Even assuming I had the courage to take him on, which I didn’t, how was I going to do it? I’d seen my fair share of violence, had grown up around it, it was nothing new to me, yet apart from the odd fight at school, I’d never personally been involved in anything serious. Mitch often used to talk about stabbing people’s guts out, laughing about how he would leave their innards in their lap like a bowl of spaghetti. Just thinking about the image was enough to make me nauseous. And yet I carried a knife, we all did, more as a deterrent than anything. If people knew you were armed they’d think twice, or so the theory went. In any case I felt fortunate that so far I’d never been tested, never been backed into a corner to the point where I felt I had to use a knife on someone. As for guns, I didn’t know the first thing about them. I’d never seen one in my life, much less handled or fired any. I wouldn’t have known where to start if I wanted to get hold of one.
Despite all the gangster films I had watched, it was only after my brother had been stabbed that I properly understood the attraction of putting a contract on someone’s head. You could have your way without getting your hands wet, so to speak. But I knew no-one in that line of work and even if I did, how would I pay them? And suppose for argument’s sake say I managed to find someone and was able to pay, could I then live with myself knowing that I had financed the killing of another human being, even one as vile as Django? You don’t go from being a choirboy to a killer in two years, unless you’re a psychopath. I knew which side of the divide I lived on I was keen to remain there. There was, I believed, such a thing as wickedness.
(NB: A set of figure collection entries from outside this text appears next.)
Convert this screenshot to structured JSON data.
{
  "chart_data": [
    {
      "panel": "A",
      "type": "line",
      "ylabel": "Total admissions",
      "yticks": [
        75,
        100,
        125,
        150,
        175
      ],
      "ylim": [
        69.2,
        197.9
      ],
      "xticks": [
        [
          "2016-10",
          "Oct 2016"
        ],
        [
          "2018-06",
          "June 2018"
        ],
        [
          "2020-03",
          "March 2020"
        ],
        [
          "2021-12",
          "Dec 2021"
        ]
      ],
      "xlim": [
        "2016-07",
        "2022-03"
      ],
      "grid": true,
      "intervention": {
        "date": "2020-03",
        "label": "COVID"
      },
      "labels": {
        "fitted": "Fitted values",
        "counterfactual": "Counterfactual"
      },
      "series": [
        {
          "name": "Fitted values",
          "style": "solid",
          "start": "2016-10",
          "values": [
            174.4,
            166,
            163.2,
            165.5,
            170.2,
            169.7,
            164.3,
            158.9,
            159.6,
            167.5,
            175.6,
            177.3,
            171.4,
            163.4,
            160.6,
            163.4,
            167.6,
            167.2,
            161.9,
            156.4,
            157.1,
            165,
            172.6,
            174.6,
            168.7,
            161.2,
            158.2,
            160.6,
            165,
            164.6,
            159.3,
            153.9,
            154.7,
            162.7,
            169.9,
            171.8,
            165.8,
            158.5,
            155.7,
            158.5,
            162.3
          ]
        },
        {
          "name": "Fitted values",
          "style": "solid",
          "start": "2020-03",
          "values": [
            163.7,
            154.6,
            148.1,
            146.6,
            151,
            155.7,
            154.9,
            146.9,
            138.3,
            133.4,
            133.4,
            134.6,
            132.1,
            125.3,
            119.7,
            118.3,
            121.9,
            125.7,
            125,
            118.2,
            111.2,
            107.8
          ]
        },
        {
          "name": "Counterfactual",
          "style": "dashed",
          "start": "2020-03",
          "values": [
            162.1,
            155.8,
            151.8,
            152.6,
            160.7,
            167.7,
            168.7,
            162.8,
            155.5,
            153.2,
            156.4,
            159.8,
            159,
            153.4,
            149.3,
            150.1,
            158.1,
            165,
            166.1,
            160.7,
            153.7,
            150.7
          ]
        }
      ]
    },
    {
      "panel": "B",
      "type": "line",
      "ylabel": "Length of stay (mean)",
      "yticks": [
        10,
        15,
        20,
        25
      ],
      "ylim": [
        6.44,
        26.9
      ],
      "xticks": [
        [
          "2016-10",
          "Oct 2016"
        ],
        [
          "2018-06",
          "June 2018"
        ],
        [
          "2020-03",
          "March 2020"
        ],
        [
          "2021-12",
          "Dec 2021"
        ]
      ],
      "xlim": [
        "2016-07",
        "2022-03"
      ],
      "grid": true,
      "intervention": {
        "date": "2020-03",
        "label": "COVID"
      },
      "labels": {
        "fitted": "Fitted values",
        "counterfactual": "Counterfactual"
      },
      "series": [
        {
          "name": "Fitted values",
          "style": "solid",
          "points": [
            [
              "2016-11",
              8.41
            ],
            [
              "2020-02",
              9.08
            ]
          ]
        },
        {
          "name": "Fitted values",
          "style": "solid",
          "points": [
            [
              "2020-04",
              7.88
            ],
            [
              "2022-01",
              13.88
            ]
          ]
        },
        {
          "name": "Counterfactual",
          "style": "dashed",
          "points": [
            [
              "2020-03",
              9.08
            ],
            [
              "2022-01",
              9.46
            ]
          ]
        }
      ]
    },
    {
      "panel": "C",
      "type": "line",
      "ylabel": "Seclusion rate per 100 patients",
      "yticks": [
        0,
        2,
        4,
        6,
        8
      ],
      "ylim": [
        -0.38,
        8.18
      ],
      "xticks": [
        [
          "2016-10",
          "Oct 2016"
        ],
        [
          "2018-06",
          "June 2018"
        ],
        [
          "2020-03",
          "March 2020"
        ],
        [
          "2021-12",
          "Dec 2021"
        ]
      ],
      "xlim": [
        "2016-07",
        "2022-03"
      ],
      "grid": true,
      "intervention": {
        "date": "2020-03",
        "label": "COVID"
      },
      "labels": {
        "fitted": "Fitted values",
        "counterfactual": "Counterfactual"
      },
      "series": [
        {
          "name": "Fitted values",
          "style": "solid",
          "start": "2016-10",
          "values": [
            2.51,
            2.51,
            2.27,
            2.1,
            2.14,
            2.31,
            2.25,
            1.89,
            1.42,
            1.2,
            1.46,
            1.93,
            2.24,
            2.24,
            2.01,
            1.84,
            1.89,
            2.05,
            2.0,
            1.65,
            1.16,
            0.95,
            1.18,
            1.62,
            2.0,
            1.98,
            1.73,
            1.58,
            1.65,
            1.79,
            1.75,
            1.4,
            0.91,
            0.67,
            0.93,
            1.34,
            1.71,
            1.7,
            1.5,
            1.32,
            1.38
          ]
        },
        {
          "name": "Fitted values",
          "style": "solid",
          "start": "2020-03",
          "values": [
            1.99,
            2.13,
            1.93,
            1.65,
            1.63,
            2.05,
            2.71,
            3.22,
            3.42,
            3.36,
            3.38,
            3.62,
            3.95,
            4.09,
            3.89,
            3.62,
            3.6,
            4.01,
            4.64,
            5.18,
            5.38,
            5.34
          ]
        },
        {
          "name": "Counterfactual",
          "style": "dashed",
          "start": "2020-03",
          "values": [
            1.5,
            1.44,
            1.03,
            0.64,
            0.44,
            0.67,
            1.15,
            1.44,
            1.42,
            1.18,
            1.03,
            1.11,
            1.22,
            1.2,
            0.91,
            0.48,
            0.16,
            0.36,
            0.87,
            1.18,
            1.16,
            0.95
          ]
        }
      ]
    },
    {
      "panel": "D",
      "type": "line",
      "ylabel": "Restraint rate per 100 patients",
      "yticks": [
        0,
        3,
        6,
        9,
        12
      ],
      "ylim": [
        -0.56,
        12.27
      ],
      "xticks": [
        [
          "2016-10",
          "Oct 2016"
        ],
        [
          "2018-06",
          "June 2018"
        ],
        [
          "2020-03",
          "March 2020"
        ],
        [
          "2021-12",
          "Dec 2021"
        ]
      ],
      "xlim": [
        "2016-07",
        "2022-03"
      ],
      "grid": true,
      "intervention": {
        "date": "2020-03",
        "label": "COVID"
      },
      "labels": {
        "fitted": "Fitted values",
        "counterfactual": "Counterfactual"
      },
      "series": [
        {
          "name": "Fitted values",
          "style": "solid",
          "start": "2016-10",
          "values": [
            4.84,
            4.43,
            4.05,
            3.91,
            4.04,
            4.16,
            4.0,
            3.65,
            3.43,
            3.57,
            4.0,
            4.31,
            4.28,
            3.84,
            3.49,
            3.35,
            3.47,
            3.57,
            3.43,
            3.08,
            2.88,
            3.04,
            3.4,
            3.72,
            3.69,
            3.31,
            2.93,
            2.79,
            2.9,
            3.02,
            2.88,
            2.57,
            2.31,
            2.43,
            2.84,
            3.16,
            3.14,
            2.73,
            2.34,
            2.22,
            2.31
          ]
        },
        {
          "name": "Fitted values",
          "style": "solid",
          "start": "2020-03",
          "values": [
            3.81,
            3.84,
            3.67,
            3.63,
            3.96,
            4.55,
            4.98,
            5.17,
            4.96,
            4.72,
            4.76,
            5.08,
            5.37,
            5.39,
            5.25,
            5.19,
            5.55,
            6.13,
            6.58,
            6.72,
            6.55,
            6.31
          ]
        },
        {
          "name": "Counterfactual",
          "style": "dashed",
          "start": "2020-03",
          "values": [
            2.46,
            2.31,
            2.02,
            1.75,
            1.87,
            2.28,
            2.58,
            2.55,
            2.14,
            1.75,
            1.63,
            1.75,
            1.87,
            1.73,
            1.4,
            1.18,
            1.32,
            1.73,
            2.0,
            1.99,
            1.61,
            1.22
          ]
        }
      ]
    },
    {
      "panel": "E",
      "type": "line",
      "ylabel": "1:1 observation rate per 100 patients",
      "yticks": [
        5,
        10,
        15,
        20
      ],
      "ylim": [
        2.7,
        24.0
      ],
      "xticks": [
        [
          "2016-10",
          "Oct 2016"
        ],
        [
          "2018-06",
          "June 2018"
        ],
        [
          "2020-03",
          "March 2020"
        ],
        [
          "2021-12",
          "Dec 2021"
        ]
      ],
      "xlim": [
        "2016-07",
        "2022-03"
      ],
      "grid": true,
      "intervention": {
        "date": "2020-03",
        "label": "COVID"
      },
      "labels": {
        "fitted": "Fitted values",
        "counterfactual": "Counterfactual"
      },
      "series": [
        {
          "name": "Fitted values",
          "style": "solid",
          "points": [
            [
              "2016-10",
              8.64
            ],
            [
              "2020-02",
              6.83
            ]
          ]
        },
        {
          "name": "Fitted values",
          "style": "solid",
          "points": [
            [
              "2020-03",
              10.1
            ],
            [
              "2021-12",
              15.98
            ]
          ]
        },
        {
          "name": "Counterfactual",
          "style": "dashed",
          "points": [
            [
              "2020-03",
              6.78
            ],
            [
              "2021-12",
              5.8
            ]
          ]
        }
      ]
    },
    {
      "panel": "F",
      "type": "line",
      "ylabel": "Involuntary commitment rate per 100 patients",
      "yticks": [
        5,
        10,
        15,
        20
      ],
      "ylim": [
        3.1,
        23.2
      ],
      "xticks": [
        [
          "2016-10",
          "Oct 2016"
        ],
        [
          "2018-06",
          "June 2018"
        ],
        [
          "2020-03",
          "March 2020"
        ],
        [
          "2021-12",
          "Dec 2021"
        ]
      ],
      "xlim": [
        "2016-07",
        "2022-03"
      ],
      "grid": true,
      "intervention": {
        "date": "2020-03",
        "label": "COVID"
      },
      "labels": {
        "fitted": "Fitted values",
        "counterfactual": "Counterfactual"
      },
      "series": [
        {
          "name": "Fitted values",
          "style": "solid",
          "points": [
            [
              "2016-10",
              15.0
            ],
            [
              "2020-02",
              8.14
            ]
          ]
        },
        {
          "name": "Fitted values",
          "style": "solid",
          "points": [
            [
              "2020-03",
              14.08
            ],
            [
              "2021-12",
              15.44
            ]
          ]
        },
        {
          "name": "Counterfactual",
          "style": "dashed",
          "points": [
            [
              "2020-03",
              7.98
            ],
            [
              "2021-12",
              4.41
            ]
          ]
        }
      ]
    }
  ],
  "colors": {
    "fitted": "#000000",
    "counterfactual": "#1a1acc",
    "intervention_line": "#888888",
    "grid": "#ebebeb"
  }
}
What I wanted to do to Django was wicked and yet, if I stopped to think about what he had done to Theodore, if I pictured my brother on his drip, if I ever stopped and thought about how close he had come to dying and how he must have suffered while he was being stabbed over and over, if I dwelt on the fact that he’d been left bleeding on the street, I could actually feel the evil rising in my body. I hated Django. Deep down inside I throbbed with the desire to get even with him but to do that I’d have to become another person. Someone like Mitch. He had violence in him. It was only a matter of time before he gave full vent to it. I pitied the person who eventually fell victim to his rage and I pitied him for having to contend with it night and day. Benjy, who had once taken a kitchen knife to his own father for slapping his mother, was like a tree-hugger in comparison. They wanted to help me. They’d known me all my life and knew I didn’t have it in me to take Django down, not by myself anyhow.